Trigger warning: BLACK CHRISTMAS deals with violence against women and sexual assault.
The original Black Christmas (1974) is often held up as a progenitor to the slasher subgenre. Existing prior to the final girl trope, it features an ending where the killer is not punished and is free to continue his reign of terror. (People also forget there was an honest discussion of abortion in 1974)! Black Christmas (2006) humanizes the killer, giving him a horrifically tragic backstory as we saw in movies like Halloween (2009), while gruesomely upping the body count to capture an “edgier” R-rated audience.
I lead with the previous iterations to illustrate that there is always a message behind a movie, whether it is blatant or not. In Black Christmas (2019), director Sophia Takal takes the original story and carries it into the sociopolitical climate of 2019. It is well known that the feature focuses on rape culture, misogyny, and the #metoo movement. It deals with these subjects with the subtlety of a shotgun that fires sledgehammers.
The winter break is upon the sorority sisters of Hawthorne College as some of them leave for the holidays. Riley (Imogen Poots) is harassed with disturbing text messages after she calls out her attacker in a performance at a fraternity. Together with her friend Kris (Aleyse Shannon), she must uncover and fight back against this femicidal conspiracy.

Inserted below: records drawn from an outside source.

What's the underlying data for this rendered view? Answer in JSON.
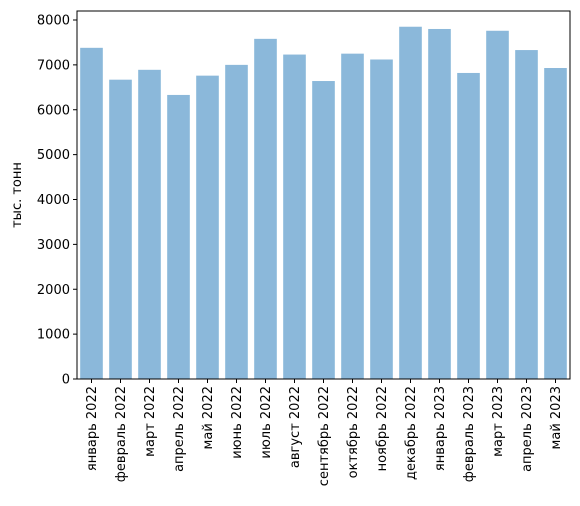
{
  "chart_data": {
    "type": "bar",
    "title": "",
    "xlabel": "",
    "ylabel": "тыс. тонн",
    "ylim": [
      0,
      8000
    ],
    "yticks": [
      0,
      1000,
      2000,
      3000,
      4000,
      5000,
      6000,
      7000,
      8000
    ],
    "bar_color": "#8bb8da",
    "grid": false,
    "categories": [
      "январь 2022",
      "февраль 2022",
      "март 2022",
      "апрель 2022",
      "май 2022",
      "июнь 2022",
      "июль 2022",
      "август 2022",
      "сентябрь 2022",
      "октябрь 2022",
      "ноябрь 2022",
      "декабрь 2022",
      "январь 2023",
      "февраль 2023",
      "март 2023",
      "апрель 2023",
      "май 2023"
    ],
    "values": [
      7380,
      6670,
      6890,
      6330,
      6760,
      7000,
      7580,
      7230,
      6640,
      7250,
      7120,
      7850,
      7800,
      6820,
      7760,
      7330,
      6930
    ]
  }
}
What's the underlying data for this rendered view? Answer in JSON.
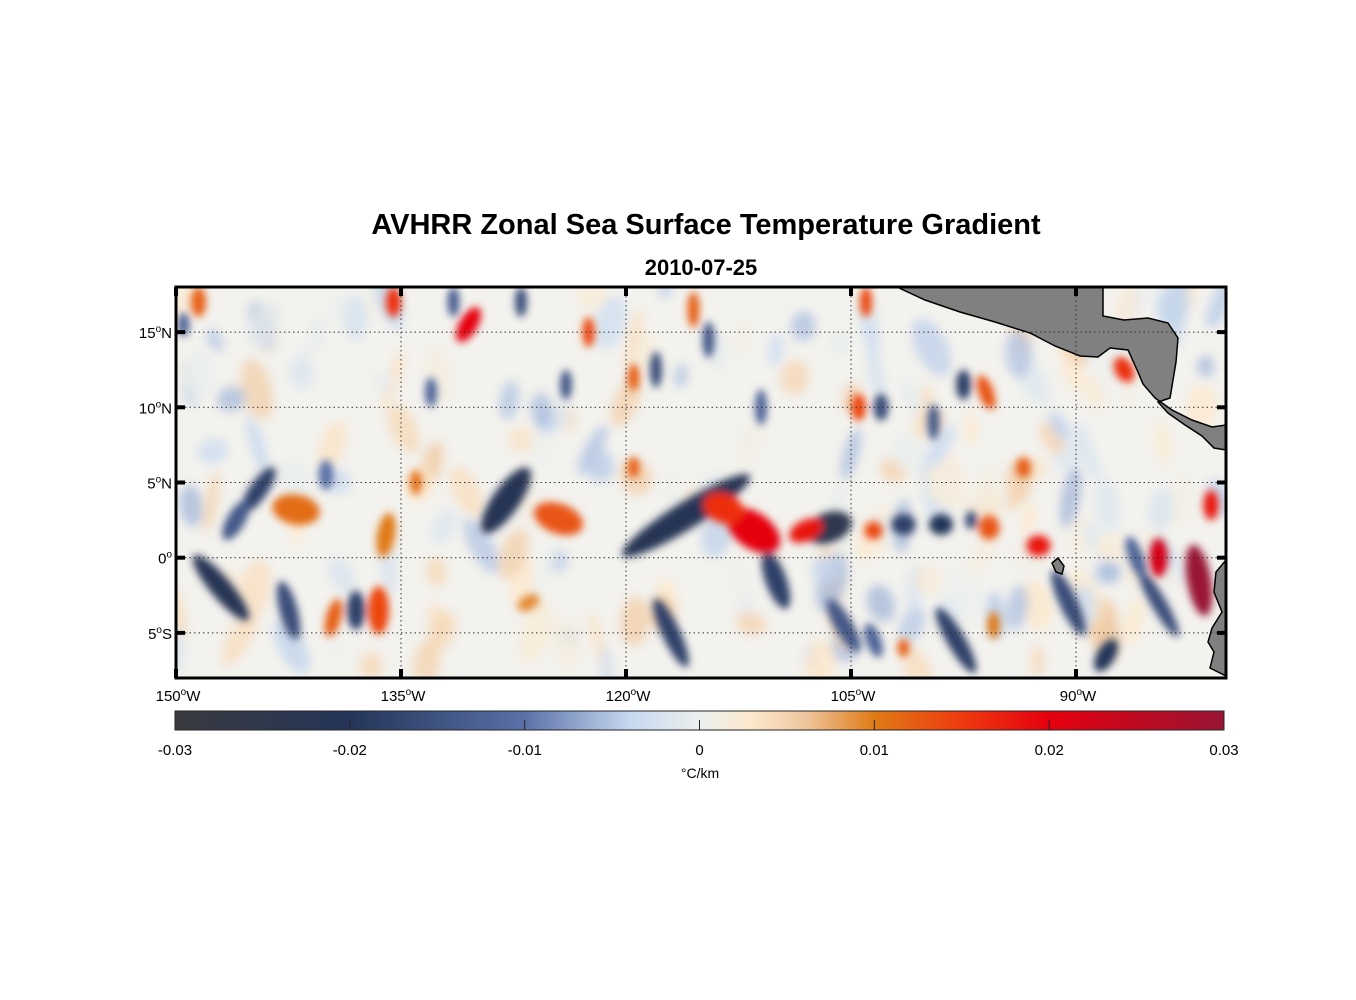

The story tracks with the original for the first two thirds of the film.
I enjoyed Black Christmas most when it was not dealing with genre conventions. When the characters interacted, their conversations were relatable, and when the villains said misogynistic lines that felt a bit like moustache-twirling straw men, I remembered that these are things men actually argue/say. The characters are not archetypal perfect and Imogen Poots delivers a performance that I connected with, even though my life experience as a white cis-male viewer is not the same as her character’s.
The horror elements are the weakest link. The visuals felt recycled from horror standards like the Exorcist III (1990), with a few creative moments such as a blaze in the film’s opening sequences. The director creates an eerie atmosphere through the female gaze such as men’s looming stares and the rows of fraternity member portraits. Music is deployed in a generic manner beyond the amazing call-out song by Riki Lindholme of Garfunkel and Oates. I am glad they chose not to go with the obvious ‘Baby, It’s Cold Outside’ parody.
Unlike the mystery elements of the 1974 version we know who the killers are from the start. Mysteries with a known killer usually focus on why. We are never made to relate to our villains and their motivation is absolutely absurd on purpose. Rather than a whodunnit Black Christmas is a woman-reclaiming-her-power narrative. I was never scared for our lead, I just waited for her to overcome.
The supernatural subplot was unnecessary and, although it felt like it was a nod to toxic masculinity and learned cultural norms, it forgives some of the men’s negative actions as outside their control. This undermines the picture’s thesis. Huge swathes of dialogue are thrown out about black magic and people’s missing possessions that gave away any hint of surprise in the finale. The ending was exceedingly quick and did not leave a lasting impact.
Finally, I wish to address whether the movie should have been a standalone film without the Black Christmas (1974) intellectual property. It has obvious nods to the original, was created based on Blumhouse bringing the IP to Sophia Takal, and it is a horror movie about sororities around Christmas—it could not escape the comparisons. This movie tells a very different story from the original and if the IP got a few more people to see it, I am glad.
Overall, Black Christmas (2019) is a standard horror movie that will be judged harsher because of its association with a horror classic and perhaps more favourably because of its message. This is the true middle between the other two iterations. It’s largely inoffensive and would be an okay starter horror for the less initiated.